If the critic really likes something, they can ask “how did you do that?” This will prompt the artist to share a timelapse. This is a way of sharing art techniques, but it will only make sense to use once there is some ability to learn strategies for moving the cursor around.

Interest needs to be learned / adapted, as well. Maybe some pop art bots will try to match their interests with those critiquing their work so as to maximize the reach and rating. Maybe other bots will try to impress specific critics. Maybe some hermit-like bots will ignore others completely and adapt their interests only according to their own work.

Contributing to the project

If you want to try it out, I’ve put the code for the pixel art bot on GitHub. If you make any art bots using this code, I’d love to see the results.

If you want to contribute directly, I’d love some help in creating a mobile application for human generated art, using the same interface. Likewise, some sort of web app & API will be needed for the bots to share their artwork and critiques.

Do you have ideas or lessons about building art generation bots that also learn from experience? Please share them.

Frequently Asked Questions

Well, not actually frequently: more like anticipated questions.

Why build a drawing app with buttons and a cursor just for a bot to use?

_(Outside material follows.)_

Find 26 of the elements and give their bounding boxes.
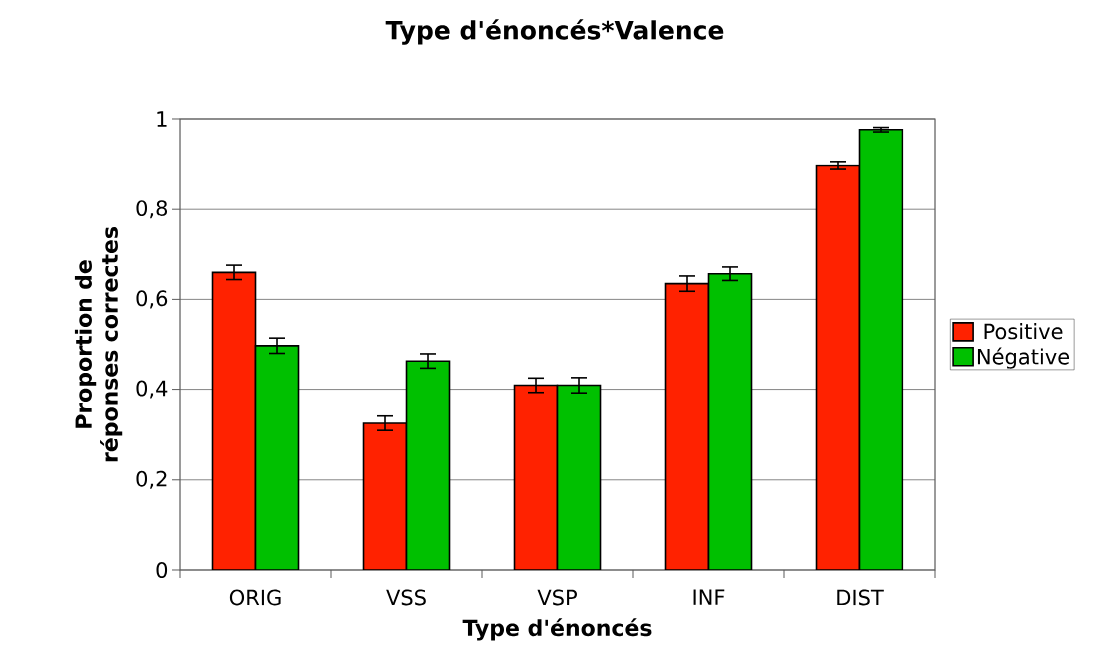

I want the bot to interact with the canvas in much the way that a human would. In fact, I wish to create artwork myself in the same manner as the bot, by moving a cursor around the same screen and clicking the interface elements. In this way, we can learn directly from each other’s movements.

Why use a cursor for an art app when touch screens are everywhere now?

It seemed a much more tractable problem to build a bot that only has to choose between up/down, left/right, and clicking. There are 3x3x2 = 18 choices of next action with a cursor and selected color, versus 64x64 = 4,096 choices of where to place the next color if the bot can click anywhere.

Also, the interface for humans should be a mobile app that can run on a phone. I’ve found that at small screen sizes having a cursor really helps. The Android and iOS app dotpict uses a cursor for it’s interface and it works really well on a phone.

Why don't you just place colors directly onto a canvas?

Certainly an computer-driven art program could generate a whole image without the use of a cursor, but compare the art this bot generates to a typical image that is generated by picking RGB values at random. Even though the images the bot draws are also random, they are drawn using a process that feels more physical. The images are more like what a human would generate by a similar process of random hand movement.

Why didn’t you use Tracery to generate art?

The art bot commune represented artists as Tracery programs that generate other Tracery programs that generate SVG images. It is conceivable that I could do a similar flow to generate pixel art and reused code from that. Pixel art doesn’t really lend itself to that kind of generation, though. A raster image doesn’t easily map to the same generative techniques as a vector format. Also, I desire to be part of this bot commune. Since I’m not a Tracery program (as far as I know) it would be very difficult for me to communicate in the same ways that the bots do.

Why pixel art?

Because I like pixel art and know a little about how to make it, and I want to be a part of this bot commune.